CLICK HERE to watch Lankford’s remarks on YouTube.

WASHINGTON, DC – Senator James Lankford (R-OK) participated in a Senate Committee on Energy and Natural Resources hearing today focused on hydropower, which Oklahoma has 10 hydropower facilities. Lankford focused on the challenges with permitting and the relicensing process. Lankford noted that it takes longer to relicense hydropower facilities than to relicense a nuclear power plant. 

Lankford questioned Mr. Malcolm Woolf, President and CEO of the National Hydropower Association during the hearing.  

Excerpt:

Lankford: You know there are obvious issues on this as well, Oklahoma has 10 hydro facilities in Oklahoma, that’s a small dot of what you have in the Northwest for hydro facilities, but we use Hydro as well and it’s been a good source of power but our challenge has been the relicensing process. Actually, we have some of our facilities that took five years from when they first dreamed of doing it to when they were done with construction. Those same facilities are now going through relicensing, it’s eight years just to be able to relicense a facility that only took five years to build at the very beginning of it, so there’s been some real challenges. And some of that has been agencies don’t follow FERC’s guidelines, and it’s one of the areas I want to be able to ask Mr. Woolf about as well, is that FERC will set a guideline of when agencies have to give a response and agencies say we’ll give you a response when we feel like it and are not following through on those timelines. So giving agencies a set structure of when they have to actually respond would also be helpful, I think.

Lankford: Mr. Woolf, it is now longer to be able to relicense a Hydro facility than it is a nuclear facility, to be able to relicense it. It’s grown to be absurd in the process. What are the big rocks that you would look at that’s really driving this lengthy process for relicensing?

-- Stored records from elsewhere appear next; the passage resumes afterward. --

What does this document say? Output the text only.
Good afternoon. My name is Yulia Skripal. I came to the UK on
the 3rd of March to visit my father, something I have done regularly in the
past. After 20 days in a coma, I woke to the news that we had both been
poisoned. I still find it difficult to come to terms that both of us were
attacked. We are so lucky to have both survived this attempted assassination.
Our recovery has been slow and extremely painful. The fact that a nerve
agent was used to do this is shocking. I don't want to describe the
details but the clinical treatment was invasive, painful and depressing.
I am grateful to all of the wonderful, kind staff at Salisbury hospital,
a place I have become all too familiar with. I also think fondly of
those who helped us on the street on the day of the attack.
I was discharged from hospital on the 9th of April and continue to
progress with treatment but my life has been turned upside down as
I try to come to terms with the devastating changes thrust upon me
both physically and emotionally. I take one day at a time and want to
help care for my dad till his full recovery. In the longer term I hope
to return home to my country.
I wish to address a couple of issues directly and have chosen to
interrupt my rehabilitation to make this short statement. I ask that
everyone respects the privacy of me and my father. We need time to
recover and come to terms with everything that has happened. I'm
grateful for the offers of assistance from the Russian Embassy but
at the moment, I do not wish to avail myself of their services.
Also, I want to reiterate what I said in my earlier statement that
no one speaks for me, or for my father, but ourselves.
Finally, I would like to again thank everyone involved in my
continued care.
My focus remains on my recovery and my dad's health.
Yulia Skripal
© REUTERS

Mr. Woolf: I think there are two big problems, one of which you just mentioned, which is there’s no process discipline. State and natural resource agencies and tribes have critical roles, but if they don’t abide by the congressional deadlines, there’s no consequence and they can’t do anything about it. There’s no, you can’t play football is everyone’s a quarterback. The second challenge is that some of these resource agencies are going far beyond projects effects. It’s absolutely legitimate to acquire a facility to address the effects of the facility. But, see, this is the only mechanism they have to address unrelated issues. And over the decades it has gone to absurd lengths.